Daniel Suarez to represent Mexico in Daytona debut
Associated PRess
DAYTONA BEACH, FLA.
Daniel Suarez wore a suit but ditched the tie the first time he spoke at the White House. The classy, yet casual, attire seemed to fit the moment for a speech in front of about 150 Latino students not much younger than him.
Suarez was invited to talk as part of President Barack Obama’s My Brother Keeper’s initiative, designed to help young people stay on track and think broadly about their future.
Growing up in Monterrey, Mexico, where Suarez’s love of cars blossomed as he tagged along at his father’s auto-restoration shop, the White House may as well have been as far away as the moon.
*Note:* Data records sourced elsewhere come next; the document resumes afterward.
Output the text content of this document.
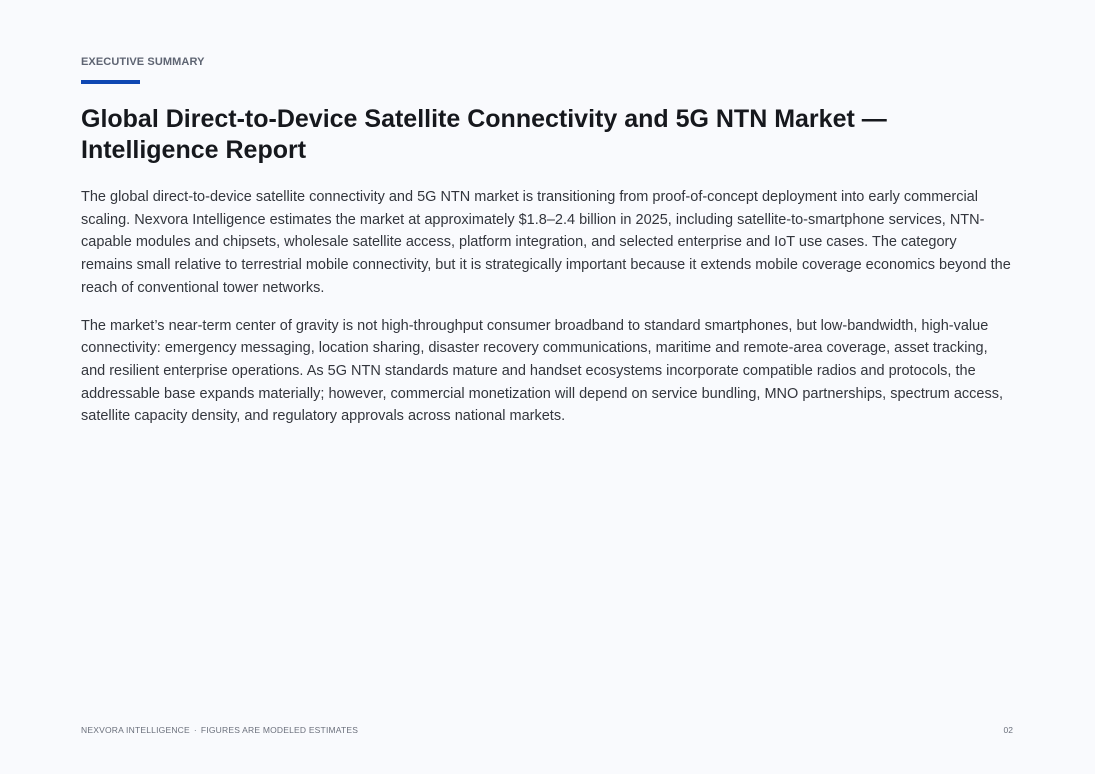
EXECUTIVE SUMMARY
Global Direct-to-Device Satellite Connectivity and 5G NTN Market — Intelligence Report

The global direct-to-device satellite connectivity and 5G NTN market is transitioning from proof-of-concept deployment into early commercial scaling. Nexvora Intelligence estimates the market at approximately $1.8–2.4 billion in 2025, including satellite-to-smartphone services, NTN-capable modules and chipsets, wholesale satellite access, platform integration, and selected enterprise and IoT use cases. The category remains small relative to terrestrial mobile connectivity, but it is strategically important because it extends mobile coverage economics beyond the reach of conventional tower networks.

The market’s near-term center of gravity is not high-throughput consumer broadband to standard smartphones, but low-bandwidth, high-value connectivity: emergency messaging, location sharing, disaster recovery communications, maritime and remote-area coverage, asset tracking, and resilient enterprise operations. As 5G NTN standards mature and handset ecosystems incorporate compatible radios and protocols, the addressable base expands materially; however, commercial monetization will depend on service bundling, MNO partnerships, spectrum access, satellite capacity density, and regulatory approvals across national markets.

NEXVORA INTELLIGENCE · FIGURES ARE MODELED ESTIMATES	02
He loved karting and VW Beetles and dreamed of racing stock cars at Autodromo in Mexico.
Those moments flashed for Suarez before he addressed the kids last October. He was still just a relatively unknown — at least in the United States — Xfinity Series driver, a month away from being crowned NASCAR’s El Campeon. Two months away from landing the NASCAR ride of a lifetime.
Speaking English that he taught himself from years of watching American movies and cartoons, Suarez kept his topic to one he knows best.
“All the time that I need to talk to new kids in a new generation,” the 25-year-old Suarez said, “the only thing I try to tell them is a little bit of my story.
Suarez is akin to, say, Dale Earnhardt Jr. at Daytona when he returns home to Mexico.
Mexican President Enrique Pena Nieto tweeted in Spanish to Suarez, and called him “a pride for Mexico and Latin America.” Weeks after Suarez became NASCAR’s first foreign-born champion, he was greeted in early December with a rock-star reception at a parade in Mexico City.
The high from the championship bash still hadn’t subsided weeks later when Suarez’s dinner with his family was interrupted by a call from NASCAR team owner Joe Gibbs.
“They asked me if I was ready. I said yes,” Suarez said.